Your Diet/My Diet

Maybe everyone knows this but I have no clue…but what is EVOO?

Typical (cutting)

6 AM: 6 eggs (only 1 yolk, I hate the taste of yolk), A bunch of havarti cheese. 1 cup milk. pineapple slice.

9 AM: Large chicken breast. 1 handful of pumpkin seeds. 1 handful of cashews.

12 PM: Large chicken breast. 1 handful of walnuts. 1 handful of cashews.

3 PM: 1/2 lb of lean beef. Walnuts and cashews.

6 PM: (PreWO): Large chicken breast. Banana, 2 slices of wheat bread.

8 PM: (PWO): 2 scoops of protein with chocolate milk.

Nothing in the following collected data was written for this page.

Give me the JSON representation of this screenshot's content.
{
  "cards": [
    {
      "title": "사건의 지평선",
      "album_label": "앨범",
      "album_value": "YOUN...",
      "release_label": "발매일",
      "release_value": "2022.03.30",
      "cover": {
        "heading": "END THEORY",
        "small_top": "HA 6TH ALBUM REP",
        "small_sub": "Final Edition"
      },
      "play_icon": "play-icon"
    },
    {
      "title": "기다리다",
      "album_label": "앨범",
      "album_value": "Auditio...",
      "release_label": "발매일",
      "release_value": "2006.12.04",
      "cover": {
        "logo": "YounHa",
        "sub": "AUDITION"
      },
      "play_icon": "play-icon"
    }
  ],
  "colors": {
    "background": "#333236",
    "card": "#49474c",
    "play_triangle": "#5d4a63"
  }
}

9 PM: Chicken or fish, spinach and avocado with olive oil. glass of wine or a beer

11 PM: Tub of cottage cheese, cashew or natural PB. Protein shake with water.

[quote]Chewie wrote:
Brant_Drake wrote:
bourbon
Red Wine
Corona Light

That’s right. Don’t forget the important stuff.
[/quote]

That’s right! Hard liquor is carb free, and wine and beer contain antioxidants. Plus, I like booze dammit.

[quote]rasturai wrote:
Maybe everyone knows this but I have no clue…but what is EVOO?[/quote]

Extra virgin olive oil.

[quote]CrewPierce wrote:

Breakfast
2 packages weight control oatmeal with whole milk
.[/quote]

i dont know if this is what quaker had in mind…lol
:slight_smile: weight control with whole milk.
Ive had the stuff just cause banana bread flavor and the other ones sweetened with splenda aint bad.

weight watchers would throw a fit…- T-Nation members are proud.

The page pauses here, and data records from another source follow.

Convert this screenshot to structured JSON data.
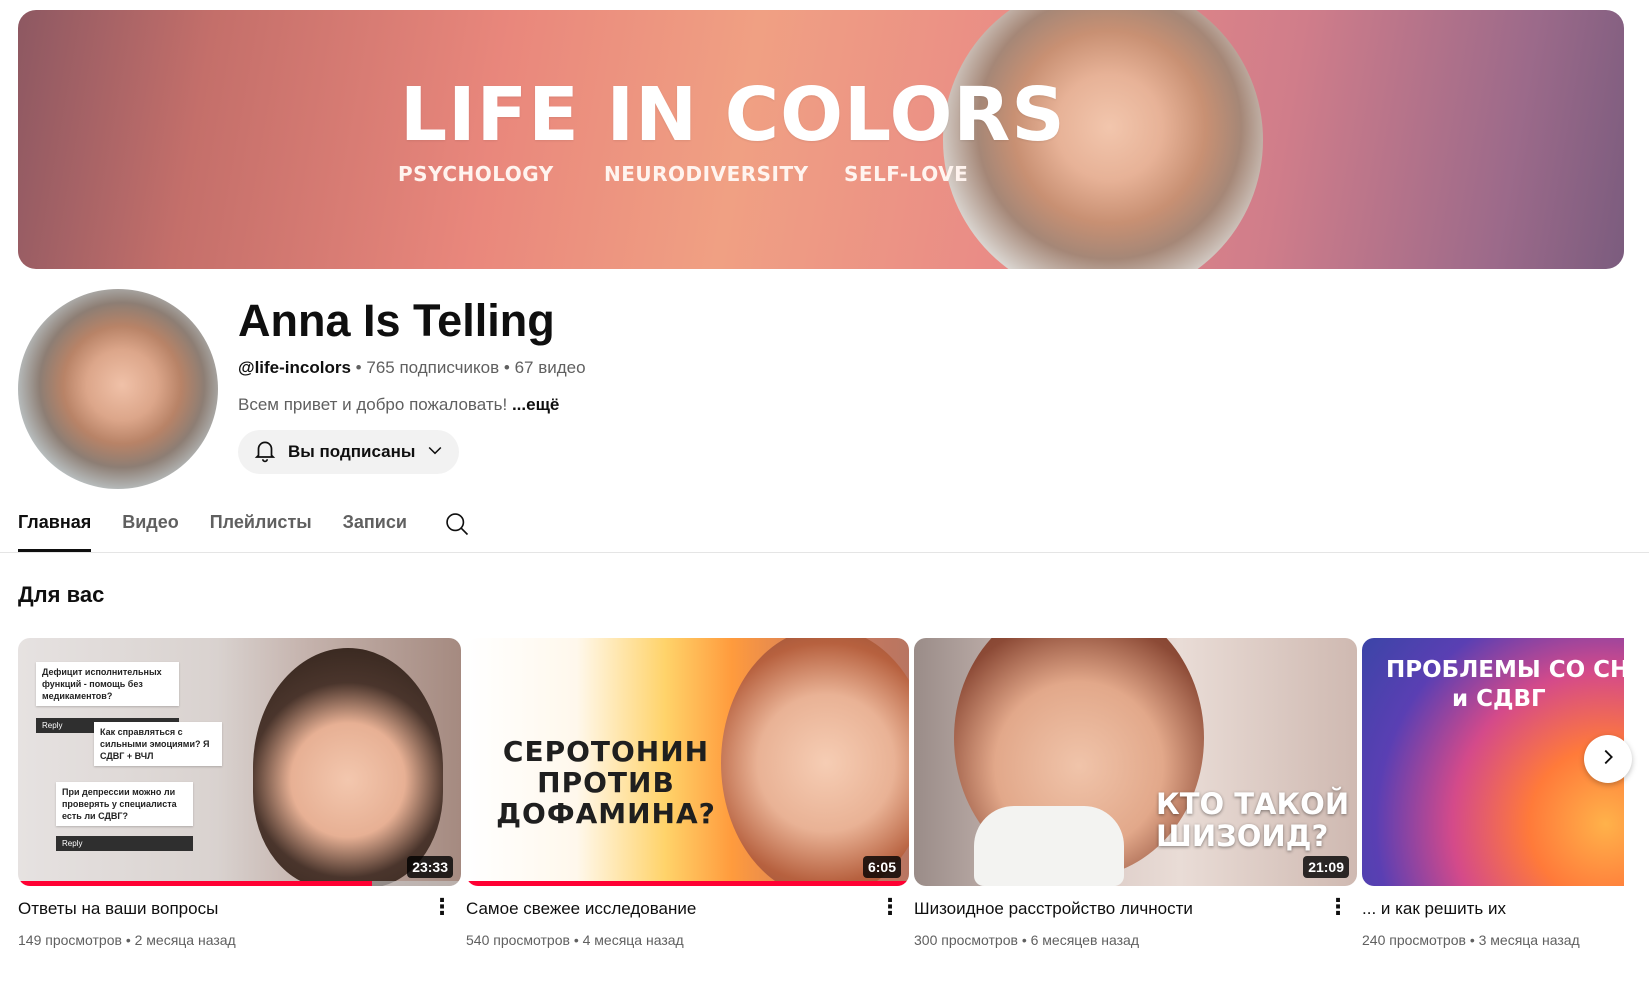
{
  "banner": {
    "title": "LIFE IN COLORS",
    "tags": [
      "PSYCHOLOGY",
      "NEURODIVERSITY",
      "SELF-LOVE"
    ]
  },
  "channel": {
    "name": "Anna Is Telling",
    "handle": "@life-incolors",
    "subscribers": "765 подписчиков",
    "videos_count": "67 видео",
    "separator": "•",
    "description": "Всем привет и добро пожаловать!",
    "more_label": "...ещё",
    "subscribe_label": "Вы подписаны"
  },
  "tabs": [
    {
      "label": "Главная",
      "active": true
    },
    {
      "label": "Видео",
      "active": false
    },
    {
      "label": "Плейлисты",
      "active": false
    },
    {
      "label": "Записи",
      "active": false
    }
  ],
  "section": {
    "title": "Для вас"
  },
  "videos": [
    {
      "title": "Ответы на ваши вопросы",
      "views": "149 просмотров",
      "age": "2 месяца назад",
      "duration": "23:33",
      "watched_fraction": 0.8,
      "thumb_notes": [
        "Дефицит исполнительных функций - помощь без медикаментов?",
        "Как справляться с сильными эмоциями? Я СДВГ + ВЧЛ",
        "При депрессии можно ли проверять у специалиста есть ли СДВГ?"
      ],
      "reply_label": "Reply"
    },
    {
      "title": "Самое свежее исследование",
      "views": "540 просмотров",
      "age": "4 месяца назад",
      "duration": "6:05",
      "watched_fraction": 1.0,
      "thumb_text": [
        "СЕРОТОНИН",
        "ПРОТИВ",
        "ДОФАМИНА?"
      ]
    },
    {
      "title": "Шизоидное расстройство личности",
      "views": "300 просмотров",
      "age": "6 месяцев назад",
      "duration": "21:09",
      "thumb_text": [
        "КТО ТАКОЙ",
        "ШИЗОИД?"
      ]
    },
    {
      "title": "... и как решить их",
      "views": "240 просмотров",
      "age": "3 месяца назад",
      "thumb_text": [
        "ПРОБЛЕМЫ СО СНОМ",
        "и СДВГ"
      ]
    }
  ],
  "meta_separator": "•",
  "icons": {
    "bell": "bell-icon",
    "chevron": "chevron-down-icon",
    "search": "search-icon",
    "next": "chevron-right-icon",
    "more": "more-vert-icon"
  },
  "colors": {
    "progress": "#ff0033",
    "text_secondary": "#606060"
  }
}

Enjoy the oats- gotta love em for breakfast.

Hello,

New here and have some questions. I work the 12pm to 8am shift and am having alot of trouble setting up a diet/meal plan and schedule any suggestions. Here is my avg day:

9am home from work (Don’t know if I should train here (because I will go to sleep around 11am or so) (Maybe will train in evening before work, say around 830-10pm?)

11am - 4pm sleep

4pm - meal 1

630pm preworkout meal

830pm - 10pm train

10pm PWO - Surge

12 / midnight - PWO meal

3am - shake

6am - meal

9am - meal before bed

Sorry so confusing I am still trying to get on a steady meal / workout / sleep schedule. In addition to full time job, house chores and family (wife and 2 young boys).

Also, thinking about doing the V-Diet (need to shed some fat) so I can have all the shakes while at work (12x8) and then work out at 9 - 1030am, with POW shake and bedtime shake around 1130am before sleeping.

But with HOT-ROX, and workout I feel I may not be able to sleep just after training. Usually feel better training before work.

Any suggestions or ideas would be great.

Meal1: 2 scoop Metabolic Drive, lots of ice to make ice cream consistency and any of those whole foods zero calorie flavors I really like coffee with vanilla Metabolic Drive>> Bangin… Milled flax

Meal2: 2 whole omega-3 eggs, 1 cup whites, 2 handfuls spinach, 1/2 yellow onion, 6 grape tomatoes. Cooked in 1 tsp of coconut oil

Meal3: 6 oz bison steak, 3-4 cups of mixed green salad, red wine vinegar, milled flax

PWO: Surge Recovery

Meal4: 1 Cup oats, 1 Tbsp natural PB, 1.5 scoops chocolate Metabolic Drive

Meal5: 1/2 cup cottage cheese, 1 Tbsp natural PB, 2 Tbsp Milled flax, Splenda, 1.5 scoops any flavor Metabolic Drive besides orange.

This is my typical day, either bison or salmon is eaten daily, once or twice a week I will switch oat the oats PW for Dr. John’s Chili. Right now I am currently pre contest and this is workin out great, not alot of carbs but enough to keep my looking full and lean out.